The Liberal government has followed through on its campaign commitment to pull Canadian CF-18 fighter jets out of Iraq and Syria. Simultaneously, Prime Minister Trudeau announced that we will be leaving planes for reconnaissance and one capable of mid-air refueling of other nations’ fighter jets. The focus of Canada’s efforts were announced to be shifting with $1.6 billion over the next three years for humanitarian assistance, while also increasing the number of Canadian troops in the region. Tripling the number of armed forces personnel to over 800 people, the new focus was announced as training for the Kurdish forces. Canada will also be providing weapons to the Kurdish Peshmerga forces. Flanked by his ministers of international development, foreign affairs and defence (Marie-Claude Bibeau, Stephane Dion and Harjit Sajjan) Trudeau stressed Canada wanted to balance our military role with greater diplomatic and development efforts.
So what are we to make of this?
My starting point is that in engaging on foreign wars, as in medicine, the injunction should always be “first – do no harm.” The intractable mess we face today is virtually entirely due to Western nations, primarily the United States, wading into the region with disastrous results. Among the many disasters inflicted on the Iraqi people primarily, but on the rest of the world, was a rise in religious fundamentalism. Saddam Hussein, while a brutal dictator, was a secular dictator. His cabinet included women and had no Islamist doctrine. His Sunni leadership and the Baathist party kept things relatively calm in the simmering Sunni-Shia divide. But after the US invasion, the “shock and awe” campaign and US puppet governments put in place, the Baathists were banned from working in government, from being in the army. The US created a vast cadre of unemployable people with skills. They knew how to run an army, fight a war, run a government. Shunned from any role in the future government, previously secular Baathists were hired by ISIS. Some Baathists became radicalized. Iraq became the breeding ground for a group with dangerous ambitions.
Canada’s actions in Libya contributed to another failed state. And we – knowing that al-Qaeda forces were among the rebel groups – still recognized them as the legitimate government of Libya. And then we stood by as all of Colonel Gaddafi’s warehouses of armaments were shipped out to terrorists.
Syria is a giant mess of competing nasty forces. The government (if one can still call it that) is run by a brutal dictator Bashar Al-Assad. Assad is supported by Iran and Hezbollah, while Al-Qaeda, al-Nusra, and ISIS want to over-turn Assad. Saudi Arabia is reported to be supporting ISIS. Russia supports Assad and is using its access to bombing, legitimized by US and its allies own bombing campaigns, to hit hard at Assad’s enemies – whether they are ISIS or not.

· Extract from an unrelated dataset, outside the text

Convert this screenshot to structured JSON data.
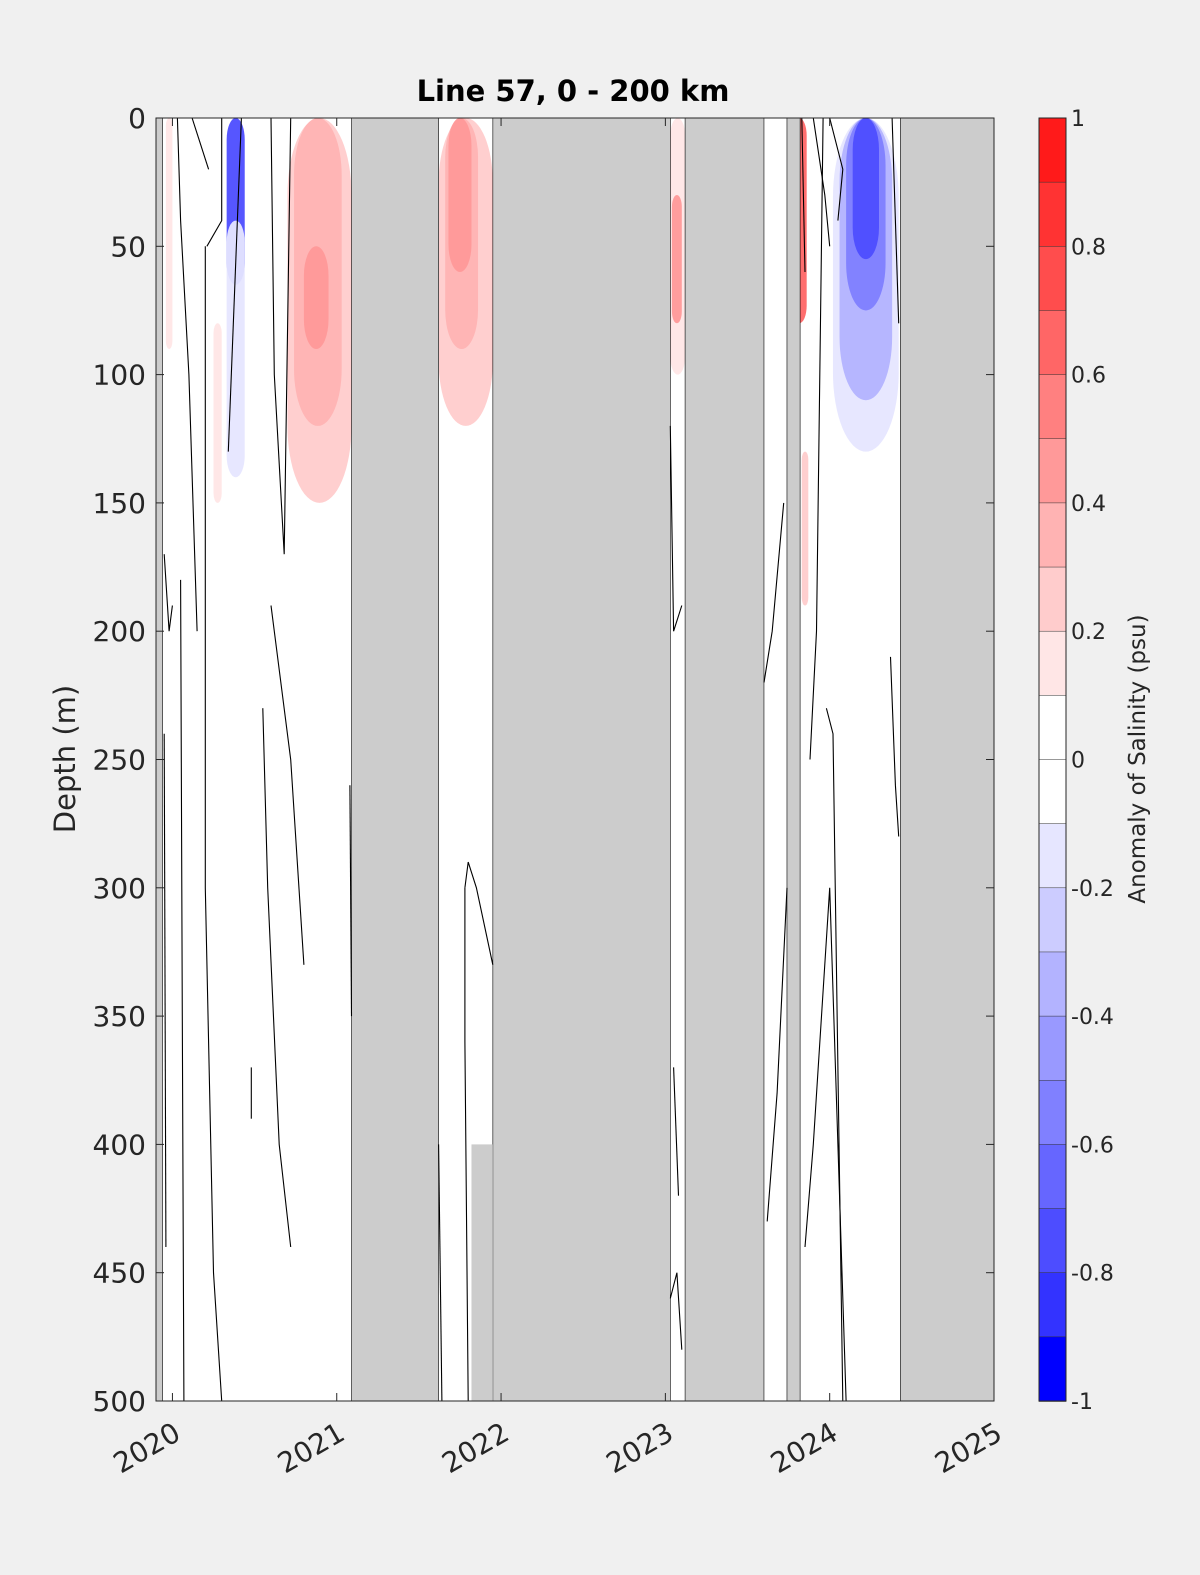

Why is Canada training Kurds? Because in a vast network of unappetizing choices — legions of killers no one can support, no good guys — at least the Kurds have a clear agenda. They are motivated by an intense desire to have their own country. So while it may help stop the advance of ISIS in Syria to train and arm Kurds, there is no question that the long-range impact will stretch beyond Syria, to fuel Kurdish dreams of a homeland in Iraq and Turkey. And our allies will not be so happy then. And, the Kurds when gaining ground against ISIS may not meet our standards of respect for human rights.
As long as the mission is described as “getting rid of ISIS” we have the wrong mission. If we could re-cast it as “advancing peace and stability in the region,” we might have a hope. To do so, we should press Iraq to lift the ban on hiring former members of the Baathist party. To achieve peace in the region, we need a coordinated effort engaging all our allies – including Russia and China.
For that, I do appreciate that the new government speaks of enhancing our humanitarian and diplomatic roles. We could do more to stop the flow of weapons and money to ISIS through its black market activities. We could invite all the key governments with a role to play to a conference – hosted in Canada – with the goal of finding and plugging ISIS’s financial networks. This we could do.
We could back the United Nations process. We could establish the right kind of coalition. We should call for an end to airstrikes. We might anger allies who like bombing missions, but they inevitably kill more innocents. I believe that what critics are calling an incoherence in the new Trudeau policy comes from a desire to pull out of airstrikes, while trying to support allies, like the United States, that will continue with bombing. Bombing missions will not stop ISIS. And they cannot bring peace and stability to the region.
Only cease-fires and negotiations can do that.